Nathan and I are both here at the #SAA2017 conference to expand our professional contacts; you’ll hear more from him about his experiences later today. Our ultimate goals with networking, however, are different; Nathan is looking for opportunities to work with other scholars in his field of study, find publishing and research opportunities, and establish his reputation in academia. Because I am seeking government employment, I’m focusing on making contacts with people who work with or are employed by federal agencies such as the National Park Service and present myself as someone they would want to put a good word in during the hiring process.

So, here are our tips for networking while awkward:

  1. Have a goal for your networking – do you want a job?
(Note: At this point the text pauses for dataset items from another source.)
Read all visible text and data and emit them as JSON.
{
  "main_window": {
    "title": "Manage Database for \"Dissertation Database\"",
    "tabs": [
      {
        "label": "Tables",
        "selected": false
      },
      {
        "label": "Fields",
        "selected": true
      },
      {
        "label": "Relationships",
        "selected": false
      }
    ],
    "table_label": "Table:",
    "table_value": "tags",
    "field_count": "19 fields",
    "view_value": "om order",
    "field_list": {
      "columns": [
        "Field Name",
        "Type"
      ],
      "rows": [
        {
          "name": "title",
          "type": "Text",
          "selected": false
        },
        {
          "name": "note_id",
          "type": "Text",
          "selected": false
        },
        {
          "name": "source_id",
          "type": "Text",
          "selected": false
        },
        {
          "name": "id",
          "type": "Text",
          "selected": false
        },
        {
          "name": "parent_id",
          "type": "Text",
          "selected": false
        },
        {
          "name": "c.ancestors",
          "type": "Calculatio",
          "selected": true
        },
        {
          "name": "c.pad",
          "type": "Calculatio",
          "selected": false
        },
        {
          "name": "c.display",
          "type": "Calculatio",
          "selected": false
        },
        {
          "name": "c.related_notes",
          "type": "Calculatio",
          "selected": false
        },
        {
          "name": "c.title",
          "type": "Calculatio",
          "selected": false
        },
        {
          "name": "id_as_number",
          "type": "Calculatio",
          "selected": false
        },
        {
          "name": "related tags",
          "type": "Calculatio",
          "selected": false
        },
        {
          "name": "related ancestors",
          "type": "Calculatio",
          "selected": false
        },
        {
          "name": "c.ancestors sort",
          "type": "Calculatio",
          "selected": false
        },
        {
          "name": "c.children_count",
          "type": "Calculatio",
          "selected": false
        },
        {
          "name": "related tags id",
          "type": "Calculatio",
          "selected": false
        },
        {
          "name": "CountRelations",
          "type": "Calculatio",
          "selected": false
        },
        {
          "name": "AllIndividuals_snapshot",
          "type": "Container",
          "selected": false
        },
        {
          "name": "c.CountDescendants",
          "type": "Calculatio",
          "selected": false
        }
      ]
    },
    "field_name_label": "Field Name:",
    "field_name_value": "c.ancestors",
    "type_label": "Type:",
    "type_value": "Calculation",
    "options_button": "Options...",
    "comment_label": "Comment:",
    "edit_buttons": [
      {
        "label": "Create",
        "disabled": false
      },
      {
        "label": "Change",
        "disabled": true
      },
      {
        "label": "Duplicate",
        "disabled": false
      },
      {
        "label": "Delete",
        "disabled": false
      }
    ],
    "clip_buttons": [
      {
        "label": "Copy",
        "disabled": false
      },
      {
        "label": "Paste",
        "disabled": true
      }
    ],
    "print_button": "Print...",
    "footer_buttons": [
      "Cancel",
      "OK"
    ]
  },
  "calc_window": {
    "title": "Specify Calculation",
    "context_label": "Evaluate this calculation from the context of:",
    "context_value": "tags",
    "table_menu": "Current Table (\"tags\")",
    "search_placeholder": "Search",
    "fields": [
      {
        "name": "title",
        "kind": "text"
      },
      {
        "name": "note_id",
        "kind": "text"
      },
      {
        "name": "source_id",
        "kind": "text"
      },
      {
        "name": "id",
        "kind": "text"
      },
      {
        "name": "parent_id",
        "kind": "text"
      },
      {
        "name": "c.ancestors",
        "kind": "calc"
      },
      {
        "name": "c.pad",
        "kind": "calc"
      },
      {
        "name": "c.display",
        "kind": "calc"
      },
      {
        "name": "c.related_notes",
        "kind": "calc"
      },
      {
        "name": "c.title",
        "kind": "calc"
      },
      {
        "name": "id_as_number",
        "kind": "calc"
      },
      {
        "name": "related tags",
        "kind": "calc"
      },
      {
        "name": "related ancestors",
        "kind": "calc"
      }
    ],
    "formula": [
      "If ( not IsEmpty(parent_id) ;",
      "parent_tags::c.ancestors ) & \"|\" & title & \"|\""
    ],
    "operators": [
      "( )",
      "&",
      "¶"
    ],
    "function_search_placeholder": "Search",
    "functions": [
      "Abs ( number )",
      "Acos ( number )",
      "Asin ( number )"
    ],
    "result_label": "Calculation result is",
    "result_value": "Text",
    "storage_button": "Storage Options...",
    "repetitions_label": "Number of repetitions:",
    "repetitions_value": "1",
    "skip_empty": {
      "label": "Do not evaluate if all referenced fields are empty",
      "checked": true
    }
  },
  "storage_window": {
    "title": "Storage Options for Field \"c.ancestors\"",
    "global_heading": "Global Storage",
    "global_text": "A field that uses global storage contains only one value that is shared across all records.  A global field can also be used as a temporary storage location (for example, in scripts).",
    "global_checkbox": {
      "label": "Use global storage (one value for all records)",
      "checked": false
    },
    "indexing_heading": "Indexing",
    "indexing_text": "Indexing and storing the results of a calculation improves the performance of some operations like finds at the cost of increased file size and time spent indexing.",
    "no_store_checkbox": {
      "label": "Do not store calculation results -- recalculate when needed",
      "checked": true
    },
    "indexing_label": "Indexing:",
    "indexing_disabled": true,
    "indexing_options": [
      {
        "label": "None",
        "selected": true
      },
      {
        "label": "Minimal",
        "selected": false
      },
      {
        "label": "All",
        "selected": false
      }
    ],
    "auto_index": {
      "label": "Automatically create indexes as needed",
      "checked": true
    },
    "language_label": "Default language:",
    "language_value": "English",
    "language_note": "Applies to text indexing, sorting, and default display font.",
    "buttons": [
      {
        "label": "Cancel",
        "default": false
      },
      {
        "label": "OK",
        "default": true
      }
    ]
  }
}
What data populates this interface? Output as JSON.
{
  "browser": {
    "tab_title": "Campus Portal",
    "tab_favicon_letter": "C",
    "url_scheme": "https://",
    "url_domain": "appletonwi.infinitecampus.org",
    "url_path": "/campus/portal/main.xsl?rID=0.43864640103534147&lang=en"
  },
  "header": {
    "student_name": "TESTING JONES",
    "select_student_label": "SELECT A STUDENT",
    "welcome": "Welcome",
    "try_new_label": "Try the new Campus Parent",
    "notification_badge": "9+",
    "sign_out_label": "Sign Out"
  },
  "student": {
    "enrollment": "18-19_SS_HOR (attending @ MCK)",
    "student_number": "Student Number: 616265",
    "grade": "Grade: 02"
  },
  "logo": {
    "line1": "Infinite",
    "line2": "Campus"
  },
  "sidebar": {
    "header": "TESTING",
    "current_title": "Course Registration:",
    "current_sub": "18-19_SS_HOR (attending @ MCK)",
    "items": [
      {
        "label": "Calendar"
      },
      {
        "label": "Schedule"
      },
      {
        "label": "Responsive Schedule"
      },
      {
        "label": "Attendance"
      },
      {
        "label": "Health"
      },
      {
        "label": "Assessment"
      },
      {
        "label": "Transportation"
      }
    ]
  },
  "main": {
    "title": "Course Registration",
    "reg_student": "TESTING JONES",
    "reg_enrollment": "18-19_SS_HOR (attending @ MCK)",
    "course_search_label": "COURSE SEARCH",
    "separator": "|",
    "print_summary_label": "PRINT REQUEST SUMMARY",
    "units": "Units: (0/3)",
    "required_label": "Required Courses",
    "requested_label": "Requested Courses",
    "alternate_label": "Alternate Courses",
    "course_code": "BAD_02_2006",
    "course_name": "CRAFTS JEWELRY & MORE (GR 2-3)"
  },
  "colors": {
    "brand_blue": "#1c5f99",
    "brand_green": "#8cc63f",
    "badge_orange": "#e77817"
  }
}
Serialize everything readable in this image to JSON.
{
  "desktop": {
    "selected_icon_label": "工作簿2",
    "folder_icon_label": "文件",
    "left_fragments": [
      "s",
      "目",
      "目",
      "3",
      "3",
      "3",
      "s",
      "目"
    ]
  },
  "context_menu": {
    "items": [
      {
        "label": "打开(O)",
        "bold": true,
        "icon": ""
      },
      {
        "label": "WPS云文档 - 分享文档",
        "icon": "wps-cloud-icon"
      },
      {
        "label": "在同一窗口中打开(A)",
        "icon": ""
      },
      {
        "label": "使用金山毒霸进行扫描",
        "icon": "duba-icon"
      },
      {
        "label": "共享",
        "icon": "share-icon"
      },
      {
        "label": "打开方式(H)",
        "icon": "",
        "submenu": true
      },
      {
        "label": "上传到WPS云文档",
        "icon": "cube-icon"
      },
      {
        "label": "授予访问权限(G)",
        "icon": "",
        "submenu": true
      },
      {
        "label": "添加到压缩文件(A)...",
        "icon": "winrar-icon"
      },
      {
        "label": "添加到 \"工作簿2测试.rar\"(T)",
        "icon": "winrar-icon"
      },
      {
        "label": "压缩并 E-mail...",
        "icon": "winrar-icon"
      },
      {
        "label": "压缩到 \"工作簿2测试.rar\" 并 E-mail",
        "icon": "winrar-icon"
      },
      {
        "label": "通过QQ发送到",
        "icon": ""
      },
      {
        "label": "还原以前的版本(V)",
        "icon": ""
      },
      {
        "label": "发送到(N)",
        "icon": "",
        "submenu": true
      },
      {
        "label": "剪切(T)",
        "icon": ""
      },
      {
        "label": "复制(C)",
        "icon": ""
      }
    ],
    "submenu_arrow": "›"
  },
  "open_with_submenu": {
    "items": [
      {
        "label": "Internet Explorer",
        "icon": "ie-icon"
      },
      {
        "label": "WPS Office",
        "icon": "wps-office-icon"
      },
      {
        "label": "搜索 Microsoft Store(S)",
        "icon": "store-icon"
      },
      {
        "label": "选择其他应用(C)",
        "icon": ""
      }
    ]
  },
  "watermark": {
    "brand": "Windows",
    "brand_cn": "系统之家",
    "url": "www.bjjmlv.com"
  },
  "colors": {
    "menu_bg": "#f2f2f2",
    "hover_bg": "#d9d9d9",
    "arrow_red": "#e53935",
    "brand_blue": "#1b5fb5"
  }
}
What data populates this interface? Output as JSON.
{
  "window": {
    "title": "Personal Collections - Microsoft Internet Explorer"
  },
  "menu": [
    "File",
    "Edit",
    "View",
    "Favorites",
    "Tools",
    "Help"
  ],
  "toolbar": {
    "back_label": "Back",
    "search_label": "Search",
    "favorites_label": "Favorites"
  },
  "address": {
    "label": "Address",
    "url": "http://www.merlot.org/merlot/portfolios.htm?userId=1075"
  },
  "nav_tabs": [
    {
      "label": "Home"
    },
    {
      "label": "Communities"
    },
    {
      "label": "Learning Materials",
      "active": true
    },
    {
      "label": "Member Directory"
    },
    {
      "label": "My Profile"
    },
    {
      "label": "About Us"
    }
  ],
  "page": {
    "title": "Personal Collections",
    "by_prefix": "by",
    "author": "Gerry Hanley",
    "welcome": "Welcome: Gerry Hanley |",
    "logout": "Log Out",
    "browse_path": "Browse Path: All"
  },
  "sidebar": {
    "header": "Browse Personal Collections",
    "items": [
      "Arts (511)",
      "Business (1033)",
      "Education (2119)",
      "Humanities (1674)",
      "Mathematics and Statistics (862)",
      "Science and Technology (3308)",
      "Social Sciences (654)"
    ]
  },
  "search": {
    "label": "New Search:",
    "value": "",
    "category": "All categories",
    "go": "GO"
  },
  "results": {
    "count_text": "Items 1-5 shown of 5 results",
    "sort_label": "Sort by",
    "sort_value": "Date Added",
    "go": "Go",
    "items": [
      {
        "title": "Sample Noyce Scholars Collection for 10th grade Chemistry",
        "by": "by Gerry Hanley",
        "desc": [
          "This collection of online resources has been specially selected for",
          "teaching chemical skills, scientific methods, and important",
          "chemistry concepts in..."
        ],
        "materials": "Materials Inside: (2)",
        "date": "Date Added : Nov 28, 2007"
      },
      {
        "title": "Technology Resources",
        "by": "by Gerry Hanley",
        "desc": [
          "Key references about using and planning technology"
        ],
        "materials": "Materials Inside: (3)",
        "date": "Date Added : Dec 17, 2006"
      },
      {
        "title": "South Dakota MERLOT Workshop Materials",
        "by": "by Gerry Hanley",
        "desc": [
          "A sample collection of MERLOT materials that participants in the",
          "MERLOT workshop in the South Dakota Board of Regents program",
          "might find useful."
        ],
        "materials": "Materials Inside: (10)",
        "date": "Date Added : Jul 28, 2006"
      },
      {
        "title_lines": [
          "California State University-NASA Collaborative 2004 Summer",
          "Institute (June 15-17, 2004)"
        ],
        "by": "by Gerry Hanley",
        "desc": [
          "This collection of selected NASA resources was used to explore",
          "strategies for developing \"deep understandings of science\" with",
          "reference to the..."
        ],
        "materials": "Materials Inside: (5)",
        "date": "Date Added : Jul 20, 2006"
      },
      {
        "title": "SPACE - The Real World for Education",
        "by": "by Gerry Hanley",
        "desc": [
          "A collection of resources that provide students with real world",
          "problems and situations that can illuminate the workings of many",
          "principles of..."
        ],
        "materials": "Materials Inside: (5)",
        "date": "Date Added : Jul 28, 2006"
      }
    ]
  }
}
Talk to people in applied areas. Want to go into academia? Speak with faculty and advanced grad students at the universities or in the areas you’re interested. Academics will be more interested in your research interests and theoretical chops, while more people in applied archaeology will want to know about your real-world skills and experience.
  2. Be Prepared! Get your hair cut, dress in clothing that is comfortable but pulled together. If you feel confident in your outward presentation, you’ll be more confident in your social interactions. This may require dressing slightly outside of your comfort zone, but will be worth the extra effort.
  3. Bring business cards or networking cards – that way, the people you meet will have a physical reminder of you once the whirlwind of faces, talks and beer muddle memories. Make sure your name, affiliation, and contact information is on the card; you can also include key words for your research interests, links to your social media profiles, or other information you’d like your target to know about you. Leave the back blank so you have room to write additional information on the spot; likewise, get the matte version – the glossy is impossible to write on!
  4. Before you introduce yourself to someone, take a deep breath and try to speak slower – don’t do what I did when I met Ian Tattersall “HimynameisAngela Iloveyouokbye”
  5. If you know you have a personal thing in common, mention it! It will make the interaction more personable. Don’t try to force it, but if the opportunity to slide in a personal comment arises, don’t be afraid to take advantage of it.
  6. If you feel pressed for time, ask to meet for coffee or if it would be okay to email questions later – this will prompt your target to give you their business card, which you can exchange for one of your own. They’re like trading cards, see if you can collect a whole set!
  7. Attend things that are not talks – business meetings, workshops and social events are more informal and give you an opportunity to meet people with similar interests.
  8. Find out where people are hanging out and be on the lookout for people you’d like to meet. The lobby of the conference center, registration area and food court are all places that you can find people in a less pressured environment. Keep in mind that they may be too busy to speak with you at the moment, but will likely be open to meeting up later.
  9. Don’t burn yourself out. If you’re feeling overwhelmed, you won’t be able to show off your best self. Find a quiet corner to sit and recharge or wander the exhibit hall and poster sessions where you won’t be required to talk to anyone unless you want to. Leaving the conference entirely to go back to the hotel and take a nap is also ok!
  10. It’s hard to talk when you’re hungry or dehydrated. Eat and drink something other than cocktails at the afterparty.